Department of Development Studies

Dr Carlos Castel-Branco

You are viewing: Key information

Key information

Roles
Department of Development Studies Research Associate
Qualifications
Dip (Mozambique) PGDip, MA (UEA) MSc (Oxon) DPhil (SOAS)

Biography

I am a Mozambican economist, with a DPhil (Doctorate) in economics, with focus on the political economy of industrial policy, from the University of London (SOAS), 2002. I have taught, at undergraduate level, at the Faculty of Economics of the Eduardo Mondlane University (UEM), Mozambique, where I am Associate Professor in industrialization and development economics, since 1992. Over the years, I have taught the following subjects: Development Economics, Industrial Economics, Economic Policy, Social Cost-Benefit Analysis, African Economies, Mozambican Economy and Research Methods.
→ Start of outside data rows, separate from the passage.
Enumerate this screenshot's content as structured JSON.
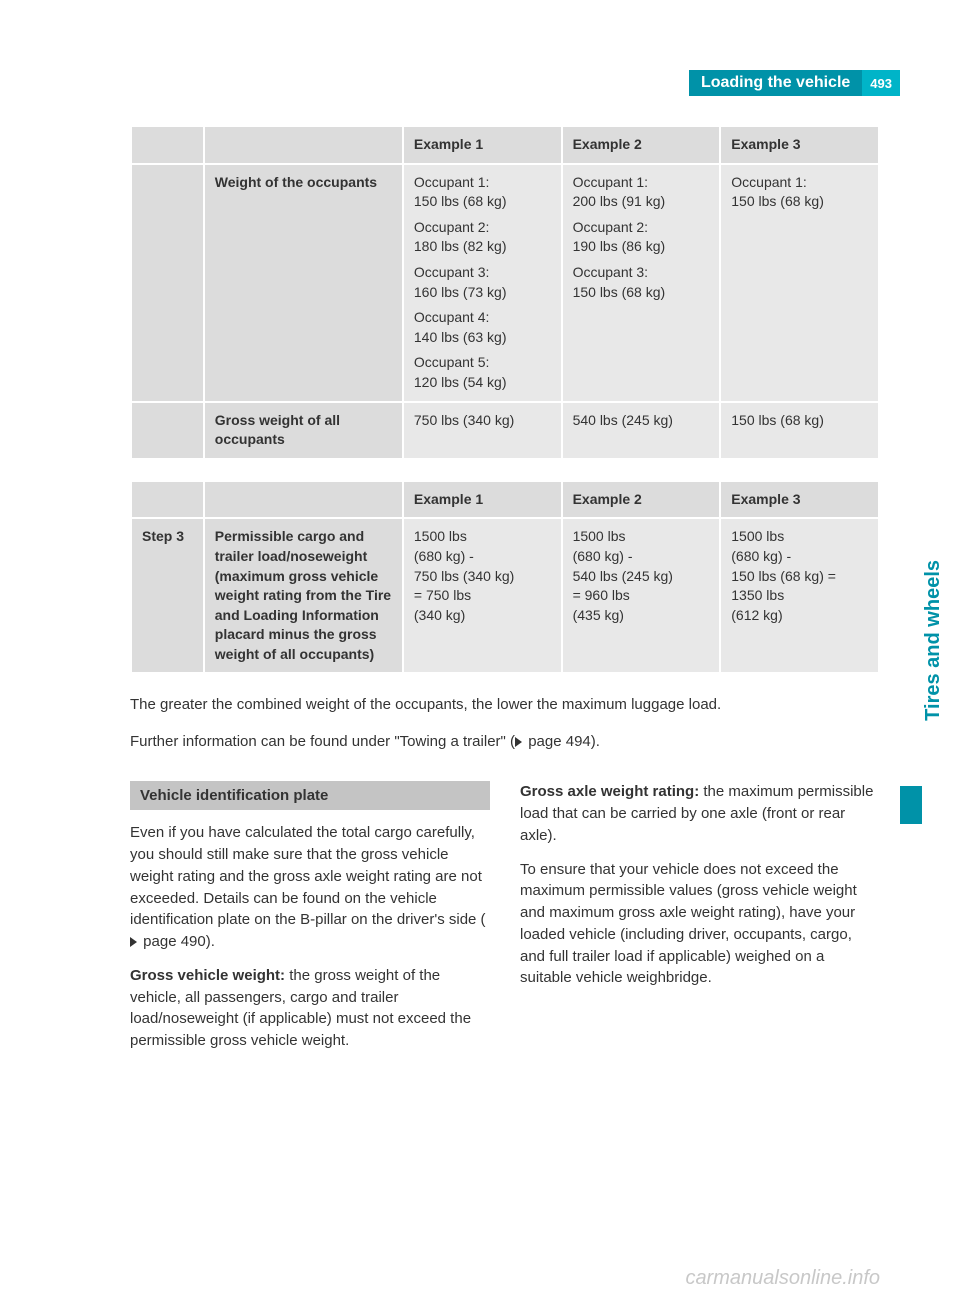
{
  "header": {
    "title": "Loading the vehicle",
    "page_number": "493"
  },
  "side_tab": "Tires and wheels",
  "table1": {
    "headers": [
      "",
      "",
      "Example 1",
      "Example 2",
      "Example 3"
    ],
    "rows": [
      {
        "step": "",
        "label": "Weight of the occupants",
        "ex1": [
          "Occupant 1:\n150 lbs (68 kg)",
          "Occupant 2:\n180 lbs (82 kg)",
          "Occupant 3:\n160 lbs (73 kg)",
          "Occupant 4:\n140 lbs (63 kg)",
          "Occupant 5:\n120 lbs (54 kg)"
        ],
        "ex2": [
          "Occupant 1:\n200 lbs (91 kg)",
          "Occupant 2:\n190 lbs (86 kg)",
          "Occupant 3:\n150 lbs (68 kg)"
        ],
        "ex3": [
          "Occupant 1:\n150 lbs (68 kg)"
        ]
      },
      {
        "step": "",
        "label": "Gross weight of all occupants",
        "ex1": "750 lbs (340 kg)",
        "ex2": "540 lbs (245 kg)",
        "ex3": "150 lbs (68 kg)"
      }
    ]
  },
  "table2": {
    "headers": [
      "",
      "",
      "Example 1",
      "Example 2",
      "Example 3"
    ],
    "row": {
      "step": "Step 3",
      "label": "Permissible cargo and trailer load/noseweight (maximum gross vehicle weight rating from the Tire and Loading Information placard minus the gross weight of all occupants)",
      "ex1": "1500 lbs\n(680 kg) -\n750 lbs (340 kg)\n= 750 lbs\n(340 kg)",
      "ex2": "1500 lbs\n(680 kg) -\n540 lbs (245 kg)\n= 960 lbs\n(435 kg)",
      "ex3": "1500 lbs\n(680 kg) -\n150 lbs (68 kg) =\n1350 lbs\n(612 kg)"
    }
  },
  "body": {
    "line1": "The greater the combined weight of the occupants, the lower the maximum luggage load.",
    "line2_pre": "Further information can be found under \"Towing a trailer\" (",
    "line2_ref": "page 494).",
    "section_heading": "Vehicle identification plate",
    "col1_p1_pre": "Even if you have calculated the total cargo carefully, you should still make sure that the gross vehicle weight rating and the gross axle weight rating are not exceeded. Details can be found on the vehicle identification plate on the B-pillar on the driver's side (",
    "col1_p1_ref": "page 490).",
    "col1_p2_bold": "Gross vehicle weight:",
    "col1_p2_rest": " the gross weight of the vehicle, all passengers, cargo and trailer load/noseweight (if applicable) must not exceed the permissible gross vehicle weight.",
    "col2_p1_bold": "Gross axle weight rating:",
    "col2_p1_rest": " the maximum permissible load that can be carried by one axle (front or rear axle).",
    "col2_p2": "To ensure that your vehicle does not exceed the maximum permissible values (gross vehicle weight and maximum gross axle weight rating), have your loaded vehicle (including driver, occupants, cargo, and full trailer load if applicable) weighed on a suitable vehicle weighbridge."
  },
  "watermark": "carmanualsonline.info"
}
I have also taught introduction to economics at the Faculty of Humanities. In 2007 I was the leading founder of the Institute for Social and Economic Research (IESE), in Mozambique, having led the process of establishing it (from 2005) and been IESE's first director (from 2007 to 2012). Since 2007, I have been the coordinator of IESE's research group on economics and development, leading a team of 8 researchers. IESE is an independent, interdisciplinary and heterodox research Institute (for more information, please visit IESE's website, www.iese.ac.mz). Before joining the teaching staff of UEM, I worked on economic and industrial policy and public enterprise restructuring, for almost a decade, in different departments of the Mozambican government. I am a member of the Mozambican association of economists.

My main areas of research are on political economy of economic growth and accumulation, industrialization and public policy.

I have published more than one hundred book chapters, conference presentations, and working, discussion and research papers, and edited or co-edited 10 books. Four key, recent papers - "Extractive economy and challenges for industrialization in Mozambique"; "Paradoxes of the Mozambican economy - the extractive mode of accumulation as the explanatory method"; "The agrarian question and the system of contradictory policies - or why is it so difficult to decide what to do about agriculture in Mozambique?"; and "Reflecting about accumulation, porosity and industrialization in the context of an extractive economy" - capture the essential components of my current work, and that of my research team at IESE, on the political economy of the Mozambican mode of capitalist accumulation.